SHS senior Kyrstie Parker is a budding “steampunk artist. She poses here in Victorian-era fashions.

SHS senior Kyrstie Parker is a budding “steampunk artist. She poses here in Victorian-era fashions. Catherine Moore

— ”Steampunk” is a quirky, clunky term for Victorian-era science and science fiction. You know—flying machines, time machines, and elegant fashions offset by motorcar goggles and other accouterments, circa thr 1800s.

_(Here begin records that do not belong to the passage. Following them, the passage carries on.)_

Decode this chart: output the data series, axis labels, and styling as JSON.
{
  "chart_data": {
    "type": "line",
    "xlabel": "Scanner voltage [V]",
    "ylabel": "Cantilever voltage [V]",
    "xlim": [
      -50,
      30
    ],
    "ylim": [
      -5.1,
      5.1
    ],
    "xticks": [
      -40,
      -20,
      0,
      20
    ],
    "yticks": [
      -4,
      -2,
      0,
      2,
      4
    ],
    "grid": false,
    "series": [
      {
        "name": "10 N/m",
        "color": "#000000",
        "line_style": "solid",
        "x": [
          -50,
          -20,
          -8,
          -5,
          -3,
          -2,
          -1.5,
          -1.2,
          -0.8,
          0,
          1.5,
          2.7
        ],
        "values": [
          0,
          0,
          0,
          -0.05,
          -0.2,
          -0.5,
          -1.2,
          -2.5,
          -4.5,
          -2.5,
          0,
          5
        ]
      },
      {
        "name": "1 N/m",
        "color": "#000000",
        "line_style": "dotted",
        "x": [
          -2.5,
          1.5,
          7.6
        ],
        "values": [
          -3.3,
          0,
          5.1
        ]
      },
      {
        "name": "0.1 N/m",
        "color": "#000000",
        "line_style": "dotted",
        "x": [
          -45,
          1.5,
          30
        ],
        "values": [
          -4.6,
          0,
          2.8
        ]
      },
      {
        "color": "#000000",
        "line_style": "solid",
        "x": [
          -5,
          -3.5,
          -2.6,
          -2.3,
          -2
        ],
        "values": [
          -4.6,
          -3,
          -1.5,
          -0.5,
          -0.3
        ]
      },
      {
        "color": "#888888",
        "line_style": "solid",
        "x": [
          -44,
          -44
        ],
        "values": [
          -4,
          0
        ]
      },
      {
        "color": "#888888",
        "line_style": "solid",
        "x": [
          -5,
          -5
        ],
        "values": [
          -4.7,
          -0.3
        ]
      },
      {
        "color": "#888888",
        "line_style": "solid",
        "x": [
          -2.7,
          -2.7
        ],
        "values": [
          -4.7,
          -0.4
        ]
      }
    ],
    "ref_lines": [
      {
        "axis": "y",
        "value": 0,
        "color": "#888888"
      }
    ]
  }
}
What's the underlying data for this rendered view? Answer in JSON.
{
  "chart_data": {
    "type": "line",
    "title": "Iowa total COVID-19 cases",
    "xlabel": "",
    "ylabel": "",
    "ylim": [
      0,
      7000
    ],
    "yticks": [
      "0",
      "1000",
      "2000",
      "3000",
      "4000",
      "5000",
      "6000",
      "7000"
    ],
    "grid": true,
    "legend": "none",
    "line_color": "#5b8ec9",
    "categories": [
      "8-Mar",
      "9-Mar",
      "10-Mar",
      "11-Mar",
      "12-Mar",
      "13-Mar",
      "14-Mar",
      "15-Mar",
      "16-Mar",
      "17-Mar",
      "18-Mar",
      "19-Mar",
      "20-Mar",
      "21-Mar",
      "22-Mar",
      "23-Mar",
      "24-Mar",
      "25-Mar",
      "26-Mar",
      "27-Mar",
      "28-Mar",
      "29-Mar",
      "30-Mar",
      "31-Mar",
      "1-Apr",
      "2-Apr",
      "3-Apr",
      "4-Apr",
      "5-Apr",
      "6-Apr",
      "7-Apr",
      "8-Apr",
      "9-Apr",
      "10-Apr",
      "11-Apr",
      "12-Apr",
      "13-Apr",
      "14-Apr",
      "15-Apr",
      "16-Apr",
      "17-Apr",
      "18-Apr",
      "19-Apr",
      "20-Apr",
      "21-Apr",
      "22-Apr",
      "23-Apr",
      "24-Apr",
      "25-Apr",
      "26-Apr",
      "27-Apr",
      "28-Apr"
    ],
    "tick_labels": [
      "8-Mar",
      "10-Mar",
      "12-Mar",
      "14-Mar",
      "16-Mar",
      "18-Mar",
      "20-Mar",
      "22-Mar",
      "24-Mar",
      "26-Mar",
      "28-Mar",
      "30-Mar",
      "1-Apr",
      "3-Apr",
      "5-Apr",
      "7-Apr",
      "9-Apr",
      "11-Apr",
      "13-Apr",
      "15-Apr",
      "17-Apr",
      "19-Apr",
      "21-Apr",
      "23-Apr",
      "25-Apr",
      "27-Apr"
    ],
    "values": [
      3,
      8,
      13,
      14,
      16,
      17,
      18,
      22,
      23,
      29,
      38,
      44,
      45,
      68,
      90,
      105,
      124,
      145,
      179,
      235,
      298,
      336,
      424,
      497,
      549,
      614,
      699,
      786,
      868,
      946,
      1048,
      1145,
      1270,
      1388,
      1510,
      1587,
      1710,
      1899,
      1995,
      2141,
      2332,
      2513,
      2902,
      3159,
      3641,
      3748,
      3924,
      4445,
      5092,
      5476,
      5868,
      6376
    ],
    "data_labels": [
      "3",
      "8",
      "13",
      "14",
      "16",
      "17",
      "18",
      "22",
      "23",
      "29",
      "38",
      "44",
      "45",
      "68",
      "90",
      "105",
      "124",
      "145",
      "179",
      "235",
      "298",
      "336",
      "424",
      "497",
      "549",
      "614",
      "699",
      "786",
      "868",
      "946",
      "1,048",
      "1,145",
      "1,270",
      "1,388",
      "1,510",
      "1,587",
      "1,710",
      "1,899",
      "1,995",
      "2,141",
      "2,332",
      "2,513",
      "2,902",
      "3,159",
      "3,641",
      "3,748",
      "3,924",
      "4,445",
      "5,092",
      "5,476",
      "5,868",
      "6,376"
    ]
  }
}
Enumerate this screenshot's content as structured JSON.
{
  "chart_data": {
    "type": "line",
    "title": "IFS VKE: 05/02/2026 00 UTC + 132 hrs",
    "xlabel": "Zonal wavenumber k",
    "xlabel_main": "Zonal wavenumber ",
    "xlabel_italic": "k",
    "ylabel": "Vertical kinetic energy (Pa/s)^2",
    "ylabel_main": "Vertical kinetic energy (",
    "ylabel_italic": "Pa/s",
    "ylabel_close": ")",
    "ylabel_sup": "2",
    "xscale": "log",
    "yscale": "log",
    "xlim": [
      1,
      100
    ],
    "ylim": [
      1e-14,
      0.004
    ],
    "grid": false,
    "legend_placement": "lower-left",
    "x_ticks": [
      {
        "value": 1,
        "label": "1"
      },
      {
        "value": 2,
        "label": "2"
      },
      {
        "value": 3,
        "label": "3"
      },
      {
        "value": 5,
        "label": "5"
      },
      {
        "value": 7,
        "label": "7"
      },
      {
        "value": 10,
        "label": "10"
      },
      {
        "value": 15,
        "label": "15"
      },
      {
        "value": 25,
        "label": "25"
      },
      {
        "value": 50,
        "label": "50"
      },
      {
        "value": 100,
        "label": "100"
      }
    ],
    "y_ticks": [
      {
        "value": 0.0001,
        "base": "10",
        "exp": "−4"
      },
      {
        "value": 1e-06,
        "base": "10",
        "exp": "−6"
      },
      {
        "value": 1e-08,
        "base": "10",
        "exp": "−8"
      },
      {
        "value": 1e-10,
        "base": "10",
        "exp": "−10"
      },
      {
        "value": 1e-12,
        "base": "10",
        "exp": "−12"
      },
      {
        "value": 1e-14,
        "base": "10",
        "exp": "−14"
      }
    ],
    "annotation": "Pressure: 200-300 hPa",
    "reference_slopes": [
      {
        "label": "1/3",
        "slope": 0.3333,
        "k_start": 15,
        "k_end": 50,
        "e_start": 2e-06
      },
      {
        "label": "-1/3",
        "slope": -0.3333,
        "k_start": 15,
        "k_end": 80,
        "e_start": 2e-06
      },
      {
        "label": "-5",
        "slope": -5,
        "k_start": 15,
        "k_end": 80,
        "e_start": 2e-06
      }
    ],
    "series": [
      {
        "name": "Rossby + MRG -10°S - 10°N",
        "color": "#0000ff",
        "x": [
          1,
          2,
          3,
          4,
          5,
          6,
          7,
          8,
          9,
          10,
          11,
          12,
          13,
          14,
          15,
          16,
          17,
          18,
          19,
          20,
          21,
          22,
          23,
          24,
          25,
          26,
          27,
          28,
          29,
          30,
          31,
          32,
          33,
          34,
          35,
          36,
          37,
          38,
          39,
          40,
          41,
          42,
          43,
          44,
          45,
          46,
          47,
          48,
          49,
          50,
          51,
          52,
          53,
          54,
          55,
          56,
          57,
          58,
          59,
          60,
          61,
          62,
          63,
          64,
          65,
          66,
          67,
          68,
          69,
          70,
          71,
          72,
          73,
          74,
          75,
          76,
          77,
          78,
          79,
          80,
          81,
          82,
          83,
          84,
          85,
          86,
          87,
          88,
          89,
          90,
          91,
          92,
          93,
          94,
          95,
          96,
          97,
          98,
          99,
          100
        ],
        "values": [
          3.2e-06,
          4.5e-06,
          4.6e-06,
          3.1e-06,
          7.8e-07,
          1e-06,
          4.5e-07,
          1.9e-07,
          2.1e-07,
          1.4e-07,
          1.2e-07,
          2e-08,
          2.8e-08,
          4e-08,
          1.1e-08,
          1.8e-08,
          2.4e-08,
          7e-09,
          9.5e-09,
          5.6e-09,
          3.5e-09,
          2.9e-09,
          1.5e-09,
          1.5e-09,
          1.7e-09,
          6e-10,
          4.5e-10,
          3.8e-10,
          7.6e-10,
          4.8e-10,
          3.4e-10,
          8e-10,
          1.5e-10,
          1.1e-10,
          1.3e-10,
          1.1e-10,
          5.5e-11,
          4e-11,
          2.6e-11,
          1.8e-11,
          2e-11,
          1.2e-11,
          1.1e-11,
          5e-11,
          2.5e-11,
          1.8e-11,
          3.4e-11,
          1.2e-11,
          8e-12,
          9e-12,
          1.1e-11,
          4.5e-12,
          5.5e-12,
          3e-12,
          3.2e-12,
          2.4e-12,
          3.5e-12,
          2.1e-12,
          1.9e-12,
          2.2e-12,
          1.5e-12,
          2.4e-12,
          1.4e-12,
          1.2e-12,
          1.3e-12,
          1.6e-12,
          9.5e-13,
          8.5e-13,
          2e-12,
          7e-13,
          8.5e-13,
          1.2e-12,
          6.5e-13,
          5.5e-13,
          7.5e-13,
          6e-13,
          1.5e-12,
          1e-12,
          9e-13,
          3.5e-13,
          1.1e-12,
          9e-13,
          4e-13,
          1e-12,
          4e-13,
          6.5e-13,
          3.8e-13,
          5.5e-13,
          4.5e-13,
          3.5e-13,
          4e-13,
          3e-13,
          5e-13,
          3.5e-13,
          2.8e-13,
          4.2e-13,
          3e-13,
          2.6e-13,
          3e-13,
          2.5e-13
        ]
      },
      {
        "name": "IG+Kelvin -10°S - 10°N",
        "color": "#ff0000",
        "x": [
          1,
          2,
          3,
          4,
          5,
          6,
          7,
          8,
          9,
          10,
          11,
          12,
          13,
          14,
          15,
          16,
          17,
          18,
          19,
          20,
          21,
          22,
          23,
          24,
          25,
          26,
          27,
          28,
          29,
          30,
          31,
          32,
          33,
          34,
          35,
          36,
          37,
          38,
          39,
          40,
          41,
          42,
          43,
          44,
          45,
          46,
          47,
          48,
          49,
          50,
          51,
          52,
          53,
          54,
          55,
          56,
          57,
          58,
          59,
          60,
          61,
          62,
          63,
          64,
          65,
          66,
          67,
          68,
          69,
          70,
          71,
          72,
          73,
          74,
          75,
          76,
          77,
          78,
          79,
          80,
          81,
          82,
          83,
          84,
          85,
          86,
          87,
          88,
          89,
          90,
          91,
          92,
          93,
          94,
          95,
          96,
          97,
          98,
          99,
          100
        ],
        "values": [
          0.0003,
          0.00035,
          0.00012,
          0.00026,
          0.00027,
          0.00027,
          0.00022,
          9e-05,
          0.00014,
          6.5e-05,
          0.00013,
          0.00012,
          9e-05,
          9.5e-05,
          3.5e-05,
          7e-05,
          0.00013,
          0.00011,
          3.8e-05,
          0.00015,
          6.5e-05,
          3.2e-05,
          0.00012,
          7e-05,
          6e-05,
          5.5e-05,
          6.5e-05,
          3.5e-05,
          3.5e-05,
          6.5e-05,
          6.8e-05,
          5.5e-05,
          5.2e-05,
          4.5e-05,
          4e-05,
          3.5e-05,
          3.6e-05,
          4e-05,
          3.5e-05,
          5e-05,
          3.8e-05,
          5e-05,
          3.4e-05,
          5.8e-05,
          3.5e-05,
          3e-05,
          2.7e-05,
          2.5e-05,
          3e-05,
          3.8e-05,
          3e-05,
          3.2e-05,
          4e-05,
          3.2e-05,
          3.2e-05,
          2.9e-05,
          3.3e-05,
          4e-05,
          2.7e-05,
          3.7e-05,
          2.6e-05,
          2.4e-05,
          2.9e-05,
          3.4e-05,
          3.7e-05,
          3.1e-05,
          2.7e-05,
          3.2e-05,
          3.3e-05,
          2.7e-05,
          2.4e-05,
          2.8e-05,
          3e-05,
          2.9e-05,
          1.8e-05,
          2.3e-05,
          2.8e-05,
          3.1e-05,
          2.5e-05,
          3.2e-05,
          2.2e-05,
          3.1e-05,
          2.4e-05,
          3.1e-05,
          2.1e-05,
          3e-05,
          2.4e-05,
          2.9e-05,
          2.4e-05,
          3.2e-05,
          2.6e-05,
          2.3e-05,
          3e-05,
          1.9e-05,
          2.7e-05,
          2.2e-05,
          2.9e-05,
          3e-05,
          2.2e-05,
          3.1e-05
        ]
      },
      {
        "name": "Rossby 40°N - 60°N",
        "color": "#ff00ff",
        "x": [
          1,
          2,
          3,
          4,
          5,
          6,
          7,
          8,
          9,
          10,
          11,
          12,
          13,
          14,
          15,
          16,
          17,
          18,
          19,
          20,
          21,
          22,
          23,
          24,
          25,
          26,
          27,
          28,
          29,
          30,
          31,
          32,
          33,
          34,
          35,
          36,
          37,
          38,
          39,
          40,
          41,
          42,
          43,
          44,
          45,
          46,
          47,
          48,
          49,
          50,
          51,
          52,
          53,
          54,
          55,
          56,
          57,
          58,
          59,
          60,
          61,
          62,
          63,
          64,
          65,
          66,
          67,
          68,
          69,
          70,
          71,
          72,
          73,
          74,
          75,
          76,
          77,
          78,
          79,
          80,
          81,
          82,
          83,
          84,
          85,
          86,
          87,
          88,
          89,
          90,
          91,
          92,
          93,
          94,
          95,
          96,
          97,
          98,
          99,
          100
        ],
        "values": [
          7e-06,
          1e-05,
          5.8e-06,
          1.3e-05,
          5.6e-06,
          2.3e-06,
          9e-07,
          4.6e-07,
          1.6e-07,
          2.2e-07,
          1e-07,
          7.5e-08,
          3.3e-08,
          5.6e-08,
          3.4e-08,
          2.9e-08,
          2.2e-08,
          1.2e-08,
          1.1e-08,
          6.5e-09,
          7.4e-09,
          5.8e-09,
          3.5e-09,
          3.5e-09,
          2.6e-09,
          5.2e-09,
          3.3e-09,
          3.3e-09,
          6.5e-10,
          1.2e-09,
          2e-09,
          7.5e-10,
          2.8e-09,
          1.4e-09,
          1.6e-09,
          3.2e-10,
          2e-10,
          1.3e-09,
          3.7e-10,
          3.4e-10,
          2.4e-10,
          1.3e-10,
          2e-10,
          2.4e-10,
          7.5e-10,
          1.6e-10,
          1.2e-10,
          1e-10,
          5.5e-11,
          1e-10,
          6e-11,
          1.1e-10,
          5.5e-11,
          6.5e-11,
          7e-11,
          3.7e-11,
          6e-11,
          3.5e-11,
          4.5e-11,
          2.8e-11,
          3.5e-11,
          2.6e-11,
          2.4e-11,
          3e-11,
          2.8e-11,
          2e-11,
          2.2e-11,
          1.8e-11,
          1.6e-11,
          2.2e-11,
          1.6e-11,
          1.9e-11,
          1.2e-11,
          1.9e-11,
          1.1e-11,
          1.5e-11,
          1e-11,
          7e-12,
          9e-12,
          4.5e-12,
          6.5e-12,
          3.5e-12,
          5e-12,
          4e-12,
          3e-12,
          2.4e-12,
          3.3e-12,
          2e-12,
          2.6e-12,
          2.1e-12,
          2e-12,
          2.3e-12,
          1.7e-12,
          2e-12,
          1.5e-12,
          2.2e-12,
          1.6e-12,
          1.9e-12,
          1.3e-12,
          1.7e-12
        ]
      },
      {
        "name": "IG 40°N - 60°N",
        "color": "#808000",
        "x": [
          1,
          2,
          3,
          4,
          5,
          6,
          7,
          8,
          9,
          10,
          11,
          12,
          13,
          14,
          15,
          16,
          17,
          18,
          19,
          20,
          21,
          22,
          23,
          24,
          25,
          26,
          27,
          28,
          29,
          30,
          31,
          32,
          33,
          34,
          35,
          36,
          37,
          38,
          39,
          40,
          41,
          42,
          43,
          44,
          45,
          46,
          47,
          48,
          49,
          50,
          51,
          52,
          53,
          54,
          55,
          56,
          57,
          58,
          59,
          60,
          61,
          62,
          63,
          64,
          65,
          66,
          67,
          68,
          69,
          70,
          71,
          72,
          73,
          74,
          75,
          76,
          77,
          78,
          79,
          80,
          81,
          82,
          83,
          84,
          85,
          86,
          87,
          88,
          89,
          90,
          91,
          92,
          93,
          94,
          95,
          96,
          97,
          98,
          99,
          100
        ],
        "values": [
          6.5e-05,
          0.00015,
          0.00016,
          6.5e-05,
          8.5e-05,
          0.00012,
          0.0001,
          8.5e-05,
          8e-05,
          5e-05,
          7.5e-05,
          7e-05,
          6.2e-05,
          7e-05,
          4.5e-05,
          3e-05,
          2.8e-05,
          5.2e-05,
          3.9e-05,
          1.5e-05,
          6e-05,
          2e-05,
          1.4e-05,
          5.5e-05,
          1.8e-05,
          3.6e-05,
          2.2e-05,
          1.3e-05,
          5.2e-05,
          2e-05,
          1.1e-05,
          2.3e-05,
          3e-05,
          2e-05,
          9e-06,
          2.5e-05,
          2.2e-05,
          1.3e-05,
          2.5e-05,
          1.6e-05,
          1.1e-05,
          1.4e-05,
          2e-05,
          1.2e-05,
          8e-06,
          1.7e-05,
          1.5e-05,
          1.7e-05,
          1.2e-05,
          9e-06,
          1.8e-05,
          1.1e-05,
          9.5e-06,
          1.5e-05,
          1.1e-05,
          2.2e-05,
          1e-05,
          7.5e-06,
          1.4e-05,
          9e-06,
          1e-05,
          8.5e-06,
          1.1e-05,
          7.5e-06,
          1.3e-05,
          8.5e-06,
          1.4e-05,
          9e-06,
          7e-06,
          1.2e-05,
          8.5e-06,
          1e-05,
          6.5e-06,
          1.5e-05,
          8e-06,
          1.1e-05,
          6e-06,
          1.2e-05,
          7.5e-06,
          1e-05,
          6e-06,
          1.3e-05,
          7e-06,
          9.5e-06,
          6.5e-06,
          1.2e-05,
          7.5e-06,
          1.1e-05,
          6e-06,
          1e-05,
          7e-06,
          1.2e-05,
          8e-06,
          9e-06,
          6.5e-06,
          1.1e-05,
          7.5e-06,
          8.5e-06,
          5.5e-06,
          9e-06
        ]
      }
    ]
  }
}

The modern term “steampunk” is teenage slang and it will never do justice to the fabulous worlds created by classic Victorian age authors Jules Verne, H.G. Wells, Arthur Conan Doyle, H. Rider Haggard and the like, it never-the-less is a growing movement and entertainment lifestyle within—and without—sci-fi fandom.

On Sept. 16, a group of 40 enthusiastic Springfield High School students—chaperoned by three art teachers and an English teacher—attended the Great New England Steampunk Exhibition at the Courtyard Marriott in Fitchburg, Mass.

The trip was prompted as a method of inspiration for an upcoming student art show at VAULT which will open Dec. 14 and run through the beginning of January 2012.

When it comes to steampunk fans, you will see lots of brass, stovepipe hats, corsets, motorcar goggles, and gears. The students at SHS will be showing crafts, paintings, illustrations, fashion, sculptures and photography in the exhibit at VAULT in Springfield.

Photographs at the upcoming VAULT exhibit include a sculpture made by John Brickels of Essex, Vt., who may be joining the fandom group at SHS as a visiting artist to prepare for the show, a group shot of many of the students on the field trip, and SHS senior Kyrstie Parker with her “hands on” steampunk invention.